Engaging in music performance It’s a tricky one that I find myself exploring a lot. It is so easy to lose focus and concentration when playing but this is something more.

Engaging is really ‘being there’ in the music, and that means feeling it, hearing it and being present to it. Feeling the music, in my opinion means that we need to be open to our own feelings. How can we express joy, grief and all sorts of other intense emotions in the music we are playing if we don’t have that range of emotions in ourselves? We all have the capacity to feel very intensely of course, but sometimes it is scary to feel and consciously or unconsciously, we shut down and numb out to keep those feelings manageable and under control. And if we do that, we are limiting the way we express through music.

I watched a BBC documentary on Lang Lang in September, which I found fascinating. He had a troubled childhood. His father took him away from his home and his mother to study with various teachers to fast track him along the path to the superstar international pianist he is today. What struck me was when he was playing in a competition in Germany at the age of 11 or 12, he admitted that he could bring out grief and loss in some of the music he was playing, because he was missing his mother so much. It is so sad to think of him going through that experience, but it enabled him to express the music in a very powerful, heartfelt way. He also learnt at an early age how to channel his own feelings through music.

It is not as if we need to cultivate these sad feelings in order to be able to engage with the music, but we do need an emotional range, and we need to know how to allow those feelings to connect with the music. We all know when someone is playing music with their heart and soul and we know when they aren’t. Music played with emotional disconnect doesn’t really communicate anything to the listener. A listener can be impressed by skill and virtuosity but without the engagement of the performers feelings, it is empty and dead.

Royal Albert Hall with a full audience

Listening in music performance

Listening is another aspect of engaging with music. Listening is vital for a musician. We have to listen intently with great focus to the melodies, harmonies, the line of the music – everything, and all the time. Switching our ear off can have a disastrous effect on the music. Listening is a skill that we can cultivate and we haven’t all cultivated it! Think about it in normal everyday life. Have you ever been really listened to by another person? And have you ever given your full focus and listening ear to somebody else? It is easy to listen only in part with our attention wandering. How often have we just caught a minute part of what someone is saying in conversation and then concoct what we want to say in response, whilst they are still talking? This actually means we are giving a minimal amount of listening to that person. But when we are really listened to, we know it. It is incredible. We feel someone is there for us, we feel valued and cared for. When we do that for someone else, they will feel the same. A connection is built and there is real, true communication.

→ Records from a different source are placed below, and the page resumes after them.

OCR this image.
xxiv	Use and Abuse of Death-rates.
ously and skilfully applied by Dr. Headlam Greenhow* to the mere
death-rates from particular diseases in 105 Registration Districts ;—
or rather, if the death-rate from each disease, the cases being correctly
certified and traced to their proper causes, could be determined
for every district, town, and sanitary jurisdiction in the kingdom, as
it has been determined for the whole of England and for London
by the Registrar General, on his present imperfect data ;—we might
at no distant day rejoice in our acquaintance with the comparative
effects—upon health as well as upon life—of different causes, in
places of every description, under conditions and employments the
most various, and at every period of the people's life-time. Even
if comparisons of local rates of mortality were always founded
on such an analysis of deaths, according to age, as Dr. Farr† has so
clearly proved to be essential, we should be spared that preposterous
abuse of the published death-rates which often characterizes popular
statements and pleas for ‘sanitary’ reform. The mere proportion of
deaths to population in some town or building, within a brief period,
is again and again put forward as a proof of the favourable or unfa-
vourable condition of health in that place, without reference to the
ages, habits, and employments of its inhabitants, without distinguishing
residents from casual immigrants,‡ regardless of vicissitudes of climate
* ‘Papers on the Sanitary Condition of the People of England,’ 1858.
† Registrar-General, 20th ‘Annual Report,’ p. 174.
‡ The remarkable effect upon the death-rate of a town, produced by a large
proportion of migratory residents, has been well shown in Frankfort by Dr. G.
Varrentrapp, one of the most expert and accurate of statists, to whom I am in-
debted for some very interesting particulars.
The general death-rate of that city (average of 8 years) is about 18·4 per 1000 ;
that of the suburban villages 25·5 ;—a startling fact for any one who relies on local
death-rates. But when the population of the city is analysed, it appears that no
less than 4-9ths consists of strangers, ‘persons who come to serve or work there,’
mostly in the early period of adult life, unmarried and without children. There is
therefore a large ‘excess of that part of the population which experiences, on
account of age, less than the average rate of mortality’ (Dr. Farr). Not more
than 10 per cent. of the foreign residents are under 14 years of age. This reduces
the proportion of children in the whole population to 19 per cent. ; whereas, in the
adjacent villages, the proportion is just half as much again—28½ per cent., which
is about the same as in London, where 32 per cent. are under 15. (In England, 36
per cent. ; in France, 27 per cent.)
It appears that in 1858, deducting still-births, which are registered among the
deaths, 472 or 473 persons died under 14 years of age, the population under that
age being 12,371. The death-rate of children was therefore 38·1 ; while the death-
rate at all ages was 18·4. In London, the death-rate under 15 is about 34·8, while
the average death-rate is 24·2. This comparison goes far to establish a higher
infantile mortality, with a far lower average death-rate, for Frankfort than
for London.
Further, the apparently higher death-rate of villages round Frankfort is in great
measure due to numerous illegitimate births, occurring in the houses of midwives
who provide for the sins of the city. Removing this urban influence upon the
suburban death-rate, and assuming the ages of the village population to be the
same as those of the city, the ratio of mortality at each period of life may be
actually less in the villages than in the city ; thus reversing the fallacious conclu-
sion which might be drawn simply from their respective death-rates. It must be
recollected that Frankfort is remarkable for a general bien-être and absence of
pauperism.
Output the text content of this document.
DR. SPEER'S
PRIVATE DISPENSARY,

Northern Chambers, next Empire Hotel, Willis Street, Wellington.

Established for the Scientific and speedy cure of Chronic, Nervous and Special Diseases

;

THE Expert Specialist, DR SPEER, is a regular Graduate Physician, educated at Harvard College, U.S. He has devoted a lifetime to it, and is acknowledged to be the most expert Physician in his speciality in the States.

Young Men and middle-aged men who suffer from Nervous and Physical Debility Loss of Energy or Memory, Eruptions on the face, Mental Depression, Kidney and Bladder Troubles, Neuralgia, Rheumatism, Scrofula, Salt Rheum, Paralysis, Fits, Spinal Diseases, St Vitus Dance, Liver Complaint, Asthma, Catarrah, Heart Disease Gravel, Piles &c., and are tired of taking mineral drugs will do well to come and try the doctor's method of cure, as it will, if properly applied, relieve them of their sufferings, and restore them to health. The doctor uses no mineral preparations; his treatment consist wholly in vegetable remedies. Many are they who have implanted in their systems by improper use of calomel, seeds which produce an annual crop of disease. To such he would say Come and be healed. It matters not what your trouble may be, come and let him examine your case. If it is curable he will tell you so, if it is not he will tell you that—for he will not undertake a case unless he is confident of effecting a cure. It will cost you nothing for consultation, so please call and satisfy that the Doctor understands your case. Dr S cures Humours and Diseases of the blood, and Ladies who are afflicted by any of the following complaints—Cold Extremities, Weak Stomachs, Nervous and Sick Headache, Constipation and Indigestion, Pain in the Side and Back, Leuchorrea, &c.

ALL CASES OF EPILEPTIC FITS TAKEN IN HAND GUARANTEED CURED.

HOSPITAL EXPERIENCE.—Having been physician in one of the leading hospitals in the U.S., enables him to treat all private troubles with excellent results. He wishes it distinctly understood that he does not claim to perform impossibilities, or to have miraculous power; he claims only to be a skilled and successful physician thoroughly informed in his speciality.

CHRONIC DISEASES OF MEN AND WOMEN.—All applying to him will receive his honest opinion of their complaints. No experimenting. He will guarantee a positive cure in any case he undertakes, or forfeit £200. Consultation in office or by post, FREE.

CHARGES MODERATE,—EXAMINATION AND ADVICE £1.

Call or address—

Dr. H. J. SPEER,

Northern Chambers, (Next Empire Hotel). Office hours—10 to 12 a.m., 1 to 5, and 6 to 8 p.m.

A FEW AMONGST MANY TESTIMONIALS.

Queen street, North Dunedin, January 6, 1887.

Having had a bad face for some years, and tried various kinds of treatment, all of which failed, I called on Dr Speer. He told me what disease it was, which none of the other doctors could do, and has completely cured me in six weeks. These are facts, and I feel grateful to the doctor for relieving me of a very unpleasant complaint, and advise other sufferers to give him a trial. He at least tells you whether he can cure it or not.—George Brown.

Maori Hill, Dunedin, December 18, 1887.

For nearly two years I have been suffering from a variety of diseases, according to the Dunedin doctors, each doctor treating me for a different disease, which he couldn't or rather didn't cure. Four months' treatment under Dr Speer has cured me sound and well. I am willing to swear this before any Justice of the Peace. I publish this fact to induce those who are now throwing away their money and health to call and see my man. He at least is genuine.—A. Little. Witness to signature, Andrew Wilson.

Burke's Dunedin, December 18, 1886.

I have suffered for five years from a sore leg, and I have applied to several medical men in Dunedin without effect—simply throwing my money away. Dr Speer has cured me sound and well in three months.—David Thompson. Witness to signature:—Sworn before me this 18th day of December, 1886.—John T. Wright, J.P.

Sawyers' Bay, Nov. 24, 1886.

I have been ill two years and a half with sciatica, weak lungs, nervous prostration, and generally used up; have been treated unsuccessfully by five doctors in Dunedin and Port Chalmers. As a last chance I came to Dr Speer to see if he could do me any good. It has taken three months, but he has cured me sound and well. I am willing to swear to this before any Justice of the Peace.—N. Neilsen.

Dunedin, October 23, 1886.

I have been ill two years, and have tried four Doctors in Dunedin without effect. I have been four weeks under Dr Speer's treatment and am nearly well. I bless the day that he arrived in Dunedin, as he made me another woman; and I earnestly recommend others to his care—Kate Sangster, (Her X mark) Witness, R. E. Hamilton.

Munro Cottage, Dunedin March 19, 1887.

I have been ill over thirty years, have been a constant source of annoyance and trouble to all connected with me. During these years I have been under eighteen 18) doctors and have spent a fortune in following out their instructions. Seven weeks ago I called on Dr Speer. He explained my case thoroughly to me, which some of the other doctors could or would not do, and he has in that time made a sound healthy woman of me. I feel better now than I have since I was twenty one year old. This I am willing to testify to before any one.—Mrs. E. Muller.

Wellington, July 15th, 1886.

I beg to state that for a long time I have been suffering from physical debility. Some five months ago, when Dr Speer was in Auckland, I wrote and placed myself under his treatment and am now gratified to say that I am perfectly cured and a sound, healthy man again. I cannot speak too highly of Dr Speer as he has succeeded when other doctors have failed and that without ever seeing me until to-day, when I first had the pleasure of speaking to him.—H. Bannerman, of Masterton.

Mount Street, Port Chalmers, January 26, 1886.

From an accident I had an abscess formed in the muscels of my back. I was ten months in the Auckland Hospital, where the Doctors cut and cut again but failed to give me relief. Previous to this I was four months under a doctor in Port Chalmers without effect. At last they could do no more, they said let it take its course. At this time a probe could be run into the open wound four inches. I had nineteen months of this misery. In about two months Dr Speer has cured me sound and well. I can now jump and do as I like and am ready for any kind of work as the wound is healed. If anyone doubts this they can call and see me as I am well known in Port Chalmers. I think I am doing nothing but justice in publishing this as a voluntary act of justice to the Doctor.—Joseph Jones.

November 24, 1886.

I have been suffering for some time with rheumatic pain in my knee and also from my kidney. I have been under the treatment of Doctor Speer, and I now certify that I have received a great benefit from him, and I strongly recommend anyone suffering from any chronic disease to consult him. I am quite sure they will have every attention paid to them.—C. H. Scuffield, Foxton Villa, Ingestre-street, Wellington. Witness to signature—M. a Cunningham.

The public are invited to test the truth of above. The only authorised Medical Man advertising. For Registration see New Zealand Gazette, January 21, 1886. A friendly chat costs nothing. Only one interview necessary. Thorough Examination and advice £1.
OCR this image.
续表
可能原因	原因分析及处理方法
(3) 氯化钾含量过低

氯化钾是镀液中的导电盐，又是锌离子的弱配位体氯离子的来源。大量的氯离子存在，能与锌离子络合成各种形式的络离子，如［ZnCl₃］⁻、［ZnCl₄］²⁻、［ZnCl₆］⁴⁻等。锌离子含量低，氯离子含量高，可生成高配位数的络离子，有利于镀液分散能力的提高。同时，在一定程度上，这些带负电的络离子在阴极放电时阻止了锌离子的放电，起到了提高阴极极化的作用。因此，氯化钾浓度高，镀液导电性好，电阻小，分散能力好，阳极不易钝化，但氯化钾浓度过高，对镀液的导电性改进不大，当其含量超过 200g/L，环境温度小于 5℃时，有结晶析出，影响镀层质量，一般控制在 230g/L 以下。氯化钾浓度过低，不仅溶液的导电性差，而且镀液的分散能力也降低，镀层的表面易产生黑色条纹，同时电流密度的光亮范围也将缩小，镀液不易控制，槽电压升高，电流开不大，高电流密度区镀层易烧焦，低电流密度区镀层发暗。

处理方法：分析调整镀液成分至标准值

I feel that this is exactly the same with music. If we are the performer, we owe it to the listener and ourselves to listen fully and with our total attention. And of course, there is nothing better an audience member can give a performer, than his or her full listening presence. We can feel it on the stage and it is magical.

And then there is being present. That is simply a case of ‘being there’ in that moment, whatever happens in the performance. Our presence, along with our emotions and our listening, is vital for our expression.

We need all this to engage fully in the music. It might be scary, and feel rather vulnerable, but this is what I feel it is all about. And when we have the courage to do these things, it has an incredible impact on the performance we give and of course on the people listening.